El motivo carece de consistencia y no será estimado. Según recoge la sentencia del TS de 20 de mayo de 2.002 , con cita de la STS 512/2000 de 23.3.2000 , una constante y sólida doctrina jurisprudencial, reflejada en las STC. 83/83 , 134/86 , 171/88 , 168/90 , 11/92 y 277/94, y en las sentencias de la Sala Segunda del TS. de 12.11.86 , 15.7.91 , 25.1.93 , 7.6.93 , 649/96 , 489/98 , 1176/98 , entre otras muchas, enseña que la vigencia y efectividad del principio acusatorio, del que forma parte imprescindible el derecho a ser informado de la acusación, es una de las garantías substanciales del proceso penal y en su virtud "nadie puede ser condenado si no se ha formulado contra él una acusación en la que haya tenido oportunidad de defenderse de manera contradictoria" - STC 277/94 , con cita de las SSTC. 17/1988 , 168/90 y 47/91 - pues "el derecho a ser informado de la acusación es indispensable para poder ejercer el derecho de defensa en el proceso penal". La efectividad del principio acusatorio exige según la STC. 1134/86 , "que el hecho objeto de la acusación y el que es base de la condena permanezcan inalterables, esto es, que exista identidad del hecho punible, de forma que el hecho debatido en juicio, señalado por la acusación y declarado probado, constituya supuesto fáctico de la calificación de la sentencia". A cuya condición incorpora la doctrina del TS (SS. de 10.10.86 , 28.2.87 , 10.4.89 , 25.6.90 , 7.3.91, entre otras) y también la del TC . en algunas de las sentencias ya citadas, que el delito por el que se condena no esté castigado con pena más grave que el que fue objeto de acusación y que, aún estando castigado con pena igual o menor, exista homogeneidad entre uno y otro. En relación con esta última exigencia, se ha dicho que "no hay indefensión si el condenado tuvo ocasión de defenderse de todos y cada uno de los elementos de hecho que componen el tipo de delito señalado en la sentencia, siendo inocuo el cambio de calificación si existe homogeneidad, entendida como identidad del bien o interés protegido, en cuanto haya una porción del acaecer concreto o histórico común en la calificación de la acusación y en la sentencia.

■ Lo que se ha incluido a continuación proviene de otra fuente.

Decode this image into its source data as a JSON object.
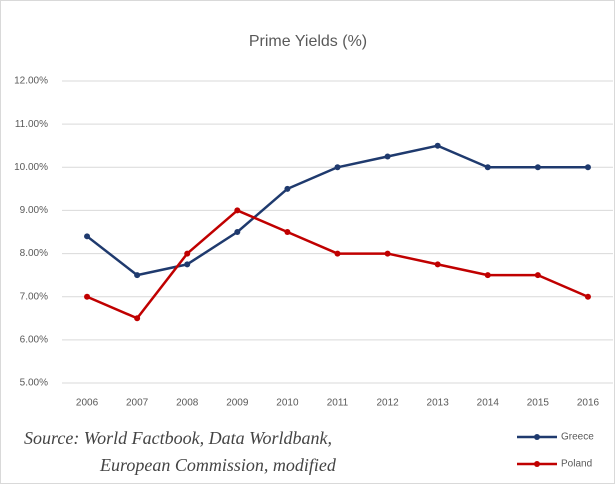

En este caso, desde un primer momento, los hechos objeto de la denuncia y de la acusación se han mantenido invariables, pues se atribuía a la ahora recurrente haber dicho a Matilde expresiones insultantes y vejatorias, como son bribona, puta, inútil .

CUARTO .- Se alude en el recurso como último motivo de impugnación el error en la valoración de la prueba. Sostiene que no se evidenciaron lesiones, pues los síntomas son puramente subjetivos y a lo sumo podrían constituir una falta de maltrato de obra del art. 617,2 del CP .

Tampoco prosperará. Las lesiones fueron constatadas por el médico forense en su informe de fecha 27 de junio de 2.011, y consistieron en erosiones y contusiones en piernas. No se ha producido el error que se denuncia y por tanto el motivo será desestimado.

Procede declarar de oficio las costas del recurso, al no apreciarse razones para su expresa imposición.-

Vistos los artículos citados y demás de aplicación

Fallo

Que desestimando el recurso de apelación promovido por Juana contra la sentencia dictada por la Sra. Juez del Juzgado de Instrucción número Dos de Santa Fe (Granada), en el juicio de faltas indicado supra, debo confirmar y confirmo íntegramente la sentencia recurrida, con declaración de oficio de las costas del recurso.

Notifíquese en legal forma ésta resolución y a su tiempo, con certificación literal de la misma, devuélvanse los autos originales al Juzgado de su procedencia para su conocimiento, cumplimiento y ejecución.-

Así por ésta mi sentencia, de la que se unirá certificación al rollo, lo pronuncio, mando y firmo.- Juan Carlos Cuenca Sánchez.